The basic version of TrackJS is $29.99/month at the time of writing. This is slightly more expensive than Sentry and Bugsnag, which is interesting, considering TrackJS only works with JavaScript.
Usersnap takes JavaScript error monitoring in a different direction. It has a simplified way of recording client-side errors, with its main focus on user interaction and feedback. If you fancy a user-interactive solution, Usersnap can provide user feedback widgets and allow various integrations to provide timely feedback.
Usersnap allows you to integrate with many technologies, such as:
Like other tools, writing for one project and one team will cost you $29/month.
Alerty is a cloud monitoring service designed for developers and early-stage startups. It offers:
This tool supports popular technologies like:
If your app uses Next.js for fast static site generation, Alerty can help you monitor how your Next.js app performs in production while tracking any errors that occur. The tool also monitors databases like:
Alerty features quick incident management and Real User Monitoring (RUM) to optimize your user experience. Its Universal Service Monitoring covers dependencies like:
Alerty uses AI to simplify setup, providing a cost-effective solution compared to competitors. It is designed for ease of use, allowing quick setup, and integrates with tools like Sentry, making it ideal for developers and small teams needing efficient, affordable monitoring.
Alerty offers many features to help developers and startups track their applications' performance. Some of the key capabilities include:
Alerty’s APM helps you monitor your web applications built on JavaScript frameworks like Node.js, React, and Vue. You can track your app's production performance, including key metrics like:
The tool also helps you monitor the performance of specific services and APIs your app uses to identify external issues that may impact your user experience.
Alerty’s RUM capabilities allow you to track your web app’s performance from the perspective of your users. It collects data on how real users experience your application and helps you identify issues affecting user experience.
The tool also helps you monitor databases like:
You can track key performance metrics like:
Alerty features quick incident management so you can resolve issues affecting your application’s performance as quickly as possible. The tool helps you catch problems early before they impact your users.

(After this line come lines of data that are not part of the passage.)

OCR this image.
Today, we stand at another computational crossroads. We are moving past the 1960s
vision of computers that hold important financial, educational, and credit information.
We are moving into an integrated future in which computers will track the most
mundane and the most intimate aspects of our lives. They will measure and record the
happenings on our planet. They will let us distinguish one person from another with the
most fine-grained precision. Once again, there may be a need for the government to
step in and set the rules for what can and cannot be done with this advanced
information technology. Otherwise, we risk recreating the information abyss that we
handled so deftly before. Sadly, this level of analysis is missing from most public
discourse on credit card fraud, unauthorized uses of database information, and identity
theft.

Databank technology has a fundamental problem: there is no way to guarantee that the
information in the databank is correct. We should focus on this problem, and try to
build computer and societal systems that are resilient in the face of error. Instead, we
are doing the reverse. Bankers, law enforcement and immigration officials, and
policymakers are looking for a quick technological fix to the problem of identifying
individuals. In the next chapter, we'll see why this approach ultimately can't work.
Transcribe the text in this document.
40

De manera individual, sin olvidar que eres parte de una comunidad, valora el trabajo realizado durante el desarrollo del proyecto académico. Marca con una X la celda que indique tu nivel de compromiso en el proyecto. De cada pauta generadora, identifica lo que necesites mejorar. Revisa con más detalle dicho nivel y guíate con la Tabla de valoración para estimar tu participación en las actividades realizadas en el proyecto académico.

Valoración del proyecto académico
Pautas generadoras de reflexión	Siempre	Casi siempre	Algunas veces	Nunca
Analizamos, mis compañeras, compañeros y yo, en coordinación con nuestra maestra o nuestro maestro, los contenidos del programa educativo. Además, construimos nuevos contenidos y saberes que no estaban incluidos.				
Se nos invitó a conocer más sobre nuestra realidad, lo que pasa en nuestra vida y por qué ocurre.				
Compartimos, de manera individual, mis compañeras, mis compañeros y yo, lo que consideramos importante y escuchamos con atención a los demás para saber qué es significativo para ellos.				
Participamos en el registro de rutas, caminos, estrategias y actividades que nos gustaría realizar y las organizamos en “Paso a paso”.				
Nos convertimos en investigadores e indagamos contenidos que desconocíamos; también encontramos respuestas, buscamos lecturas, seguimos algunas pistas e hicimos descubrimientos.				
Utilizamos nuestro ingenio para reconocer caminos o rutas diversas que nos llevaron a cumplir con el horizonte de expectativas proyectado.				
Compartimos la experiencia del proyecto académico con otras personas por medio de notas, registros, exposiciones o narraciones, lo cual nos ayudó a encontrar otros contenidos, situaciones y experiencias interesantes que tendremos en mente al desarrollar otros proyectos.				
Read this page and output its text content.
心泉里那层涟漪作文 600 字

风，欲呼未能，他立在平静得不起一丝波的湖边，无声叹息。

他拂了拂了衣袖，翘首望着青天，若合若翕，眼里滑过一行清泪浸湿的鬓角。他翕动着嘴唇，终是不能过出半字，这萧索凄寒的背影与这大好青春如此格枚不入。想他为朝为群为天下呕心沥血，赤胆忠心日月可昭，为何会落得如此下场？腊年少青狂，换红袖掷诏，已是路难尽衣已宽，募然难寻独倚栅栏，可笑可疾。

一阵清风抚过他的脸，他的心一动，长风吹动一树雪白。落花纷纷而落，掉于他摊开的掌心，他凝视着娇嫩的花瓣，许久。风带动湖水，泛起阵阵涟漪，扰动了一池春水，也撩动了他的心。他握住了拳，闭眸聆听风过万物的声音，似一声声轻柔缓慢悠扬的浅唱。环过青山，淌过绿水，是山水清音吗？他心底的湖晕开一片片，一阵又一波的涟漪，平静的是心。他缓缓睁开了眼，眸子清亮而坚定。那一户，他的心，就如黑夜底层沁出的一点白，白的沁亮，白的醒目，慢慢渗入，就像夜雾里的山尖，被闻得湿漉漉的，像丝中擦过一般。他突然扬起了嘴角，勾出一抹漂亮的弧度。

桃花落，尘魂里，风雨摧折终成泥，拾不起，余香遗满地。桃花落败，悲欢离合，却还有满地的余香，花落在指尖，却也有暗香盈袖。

Alerty’s Universal Service Monitoring tracks the performance of external services and APIs that your application uses. This includes monitoring dependencies like Stripe API and OpenAI to ensure they are functioning correctly and not causing issues for your users.
Alerty uses artificial intelligence to help:
Alerty integrates with various tools, including Sentry, to help you:
Alerty recently rebranded from its name, Metrilo, and is now explicitly focused on helping developers monitor their application's performance. The tool has added several new features, including iniversal service monitoring and AI-powered capabilities.